The goblin stood right in Quest’s way, and would not let him pass. So Quest got angry with the little monster for hindering him like this; he picked up a stone, threw it at the goblin, and hit him squarely between the horns. “Now I’ve killed him,” thought Quest.

But when he looked again there was the goblin as spry as ever, and two more horns had sprouted where the stone had hit him!

“Well, evidently stones won’t drive him off,” said Quest. So he went round the goblin and forward on his way. But the imp scuttled on in front of him, to the right and to the left, and then straight in front, for all the world like a rabbit.
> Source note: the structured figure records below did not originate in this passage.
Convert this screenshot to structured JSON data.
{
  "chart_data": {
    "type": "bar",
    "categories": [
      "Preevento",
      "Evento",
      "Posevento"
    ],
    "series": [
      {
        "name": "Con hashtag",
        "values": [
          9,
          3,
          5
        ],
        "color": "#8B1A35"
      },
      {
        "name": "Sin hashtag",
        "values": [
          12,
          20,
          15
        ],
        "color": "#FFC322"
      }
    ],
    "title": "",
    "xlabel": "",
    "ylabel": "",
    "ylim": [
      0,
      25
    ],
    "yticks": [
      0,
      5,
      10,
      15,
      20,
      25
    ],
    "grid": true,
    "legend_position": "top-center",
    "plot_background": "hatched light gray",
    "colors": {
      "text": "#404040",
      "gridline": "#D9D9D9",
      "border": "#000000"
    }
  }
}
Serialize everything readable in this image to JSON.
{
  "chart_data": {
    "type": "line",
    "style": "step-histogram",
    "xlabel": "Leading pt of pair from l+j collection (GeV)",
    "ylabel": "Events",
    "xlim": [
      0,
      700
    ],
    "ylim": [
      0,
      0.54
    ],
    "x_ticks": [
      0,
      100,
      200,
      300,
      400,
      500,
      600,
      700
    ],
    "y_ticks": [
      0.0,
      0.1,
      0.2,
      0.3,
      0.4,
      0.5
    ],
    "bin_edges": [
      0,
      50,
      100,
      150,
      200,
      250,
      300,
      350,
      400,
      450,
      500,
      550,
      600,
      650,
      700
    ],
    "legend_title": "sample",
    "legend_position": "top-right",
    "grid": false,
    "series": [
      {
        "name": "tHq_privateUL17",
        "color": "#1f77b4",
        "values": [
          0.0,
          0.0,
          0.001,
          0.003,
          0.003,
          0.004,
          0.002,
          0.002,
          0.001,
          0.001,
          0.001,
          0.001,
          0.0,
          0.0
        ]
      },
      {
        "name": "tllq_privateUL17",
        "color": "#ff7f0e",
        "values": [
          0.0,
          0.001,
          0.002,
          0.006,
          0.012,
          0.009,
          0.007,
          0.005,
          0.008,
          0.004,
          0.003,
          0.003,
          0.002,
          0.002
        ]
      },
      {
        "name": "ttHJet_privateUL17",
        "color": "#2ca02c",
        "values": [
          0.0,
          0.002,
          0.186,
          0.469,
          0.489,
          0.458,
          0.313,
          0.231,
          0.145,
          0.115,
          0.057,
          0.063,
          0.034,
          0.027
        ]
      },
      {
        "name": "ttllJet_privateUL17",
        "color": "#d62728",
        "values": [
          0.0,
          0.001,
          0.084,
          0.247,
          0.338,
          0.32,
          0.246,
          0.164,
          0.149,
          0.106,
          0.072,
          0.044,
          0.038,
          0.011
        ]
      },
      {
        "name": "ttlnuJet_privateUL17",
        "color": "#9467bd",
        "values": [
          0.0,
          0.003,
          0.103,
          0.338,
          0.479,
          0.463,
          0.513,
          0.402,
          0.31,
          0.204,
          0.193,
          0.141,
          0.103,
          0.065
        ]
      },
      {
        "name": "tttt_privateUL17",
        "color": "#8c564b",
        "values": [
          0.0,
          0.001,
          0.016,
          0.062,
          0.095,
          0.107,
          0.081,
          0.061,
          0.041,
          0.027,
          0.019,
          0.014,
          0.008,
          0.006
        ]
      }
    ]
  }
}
At last they came to a little level spot between cliffs—a very stony place; and on one side of it there was a deep well-spring. “Here will I stay,” said Quest; and he at once spread out his sheep-skin coat under a crab-tree and sat down, so that he might reflect in peace and remember what All-Rosy had verily and truly told him.

But when the imp saw that, he squatted down straight in front of Quest under the tree, played silly tricks on him, and worried him horribly. He chased lizards under Quest’s feet, threw burrs at his shirt, and slipped grasshoppers up his sleeves.

“Oh dear, this is most annoying!” thought Quest, when it had gone on for some little time. “I have left my wise old grandfather, my brothers and my home, so that I might be in quiet and remember the truth—and here am I wasting my time with this horned imp of mischief!”

But as he had come out in a good cause, he nevertheless thought it the right thing to stay where he was.